Ordinals only appeared in March 2022 and are what motivated my to whine about this on the internet. They are particularly annoying to my program since it only scrapes articles since the previous run. This is calculated by parsing the date in the media release title which is frustrating when they change the format of their dates on a whim. It's not a major change to the codebase, but it's just another spaghetto in my spaghetti.

Spaghetto 2: Actual Data

The titles are just the first issue. Once a list of COVID-19 updates has been assembled, each link is opened by Beautiful Soup, and the content of all <p> tags are concatenated. The case numbers are written in normal and again inconsistent sentences.

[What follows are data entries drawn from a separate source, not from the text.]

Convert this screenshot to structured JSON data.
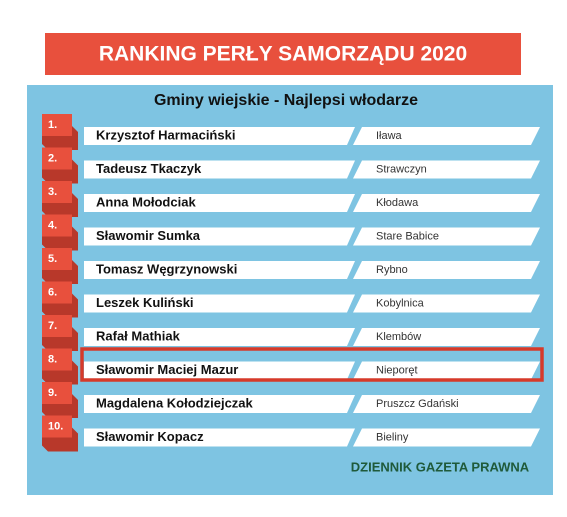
{
  "title": "RANKING PERŁY SAMORZĄDU 2020",
  "subtitle": "Gminy wiejskie  - Najlepsi włodarze",
  "rows": [
    {
      "rank": "1.",
      "name": "Krzysztof Harmaciński",
      "place": "Iława"
    },
    {
      "rank": "2.",
      "name": "Tadeusz Tkaczyk",
      "place": "Strawczyn"
    },
    {
      "rank": "3.",
      "name": "Anna Mołodciak",
      "place": "Kłodawa"
    },
    {
      "rank": "4.",
      "name": "Sławomir Sumka",
      "place": "Stare Babice"
    },
    {
      "rank": "5.",
      "name": "Tomasz Węgrzynowski",
      "place": "Rybno"
    },
    {
      "rank": "6.",
      "name": "Leszek Kuliński",
      "place": "Kobylnica"
    },
    {
      "rank": "7.",
      "name": "Rafał Mathiak",
      "place": "Klembów"
    },
    {
      "rank": "8.",
      "name": "Sławomir Maciej Mazur",
      "place": "Nieporęt"
    },
    {
      "rank": "9.",
      "name": "Magdalena Kołodziejczak",
      "place": "Pruszcz Gdański"
    },
    {
      "rank": "10.",
      "name": "Sławomir Kopacz",
      "place": "Bieliny"
    }
  ],
  "footer": "DZIENNIK GAZETA PRAWNA"
}
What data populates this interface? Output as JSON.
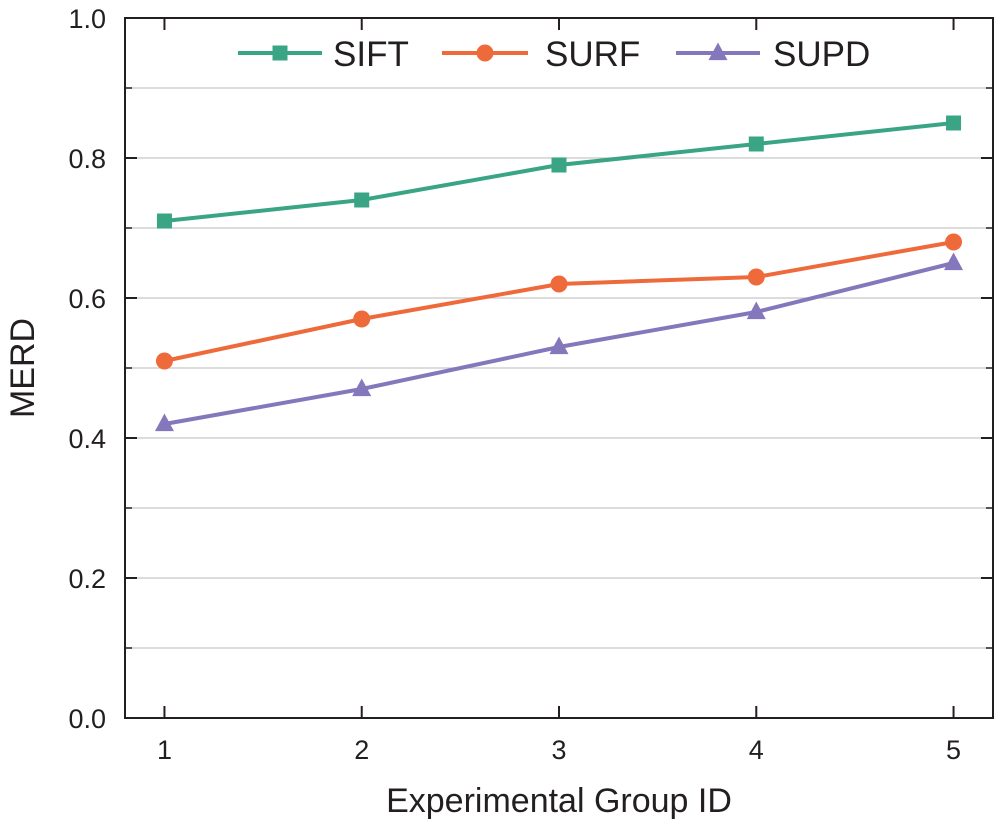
{
  "chart_data": {
    "type": "line",
    "title": "",
    "xlabel": "Experimental Group ID",
    "ylabel": "MERD",
    "x": [
      1,
      2,
      3,
      4,
      5
    ],
    "xtick_labels": [
      "1",
      "2",
      "3",
      "4",
      "5"
    ],
    "xlim": [
      0.8,
      5.2
    ],
    "ylim": [
      0.0,
      1.0
    ],
    "yticks": [
      0.0,
      0.2,
      0.4,
      0.6,
      0.8,
      1.0
    ],
    "ytick_labels": [
      "0.0",
      "0.2",
      "0.4",
      "0.6",
      "0.8",
      "1.0"
    ],
    "grid": "horizontal",
    "legend_position": "top",
    "series": [
      {
        "name": "SIFT",
        "values": [
          0.71,
          0.74,
          0.79,
          0.82,
          0.85
        ],
        "color": "#3aa584",
        "marker": "square"
      },
      {
        "name": "SURF",
        "values": [
          0.51,
          0.57,
          0.62,
          0.63,
          0.68
        ],
        "color": "#ee6a3b",
        "marker": "circle"
      },
      {
        "name": "SUPD",
        "values": [
          0.42,
          0.47,
          0.53,
          0.58,
          0.65
        ],
        "color": "#8577bb",
        "marker": "triangle"
      }
    ]
  }
}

The concatenated string is searched with more inelegant (and shockingly functional) regex to attempt to find the number of total new cases and locally transmitted cases.

# For local cases
match_text = "(total )?(of )?(([0-9]|,)+) new(?! local)( COVID-19)?( case(s?))?"
# For all cases
match_text = "(([0-9]|,)+)( are)?( new)? local( COVID-19)?( cases)?"

This took a surmountable and annoying amount of trial and error to find, and I'm sure will need updating in the future when the Government changes their phrasing on their next whim.

Ongoing Development...

For now this setup works without much any effort from me, barring the occasional regex update.

Unfortunately, this experience hasn't turned me off web scraping so I feel a niggling desire to add more functionality to the site. Daily hospitalisations, deaths, and other morbidities are all tempingly trivial to add, right? It's hard to call a project complete, even when you've already done everything you set out to do. I have a sneaking suspicious that the xkcd comic will be more prophetic than I'd like.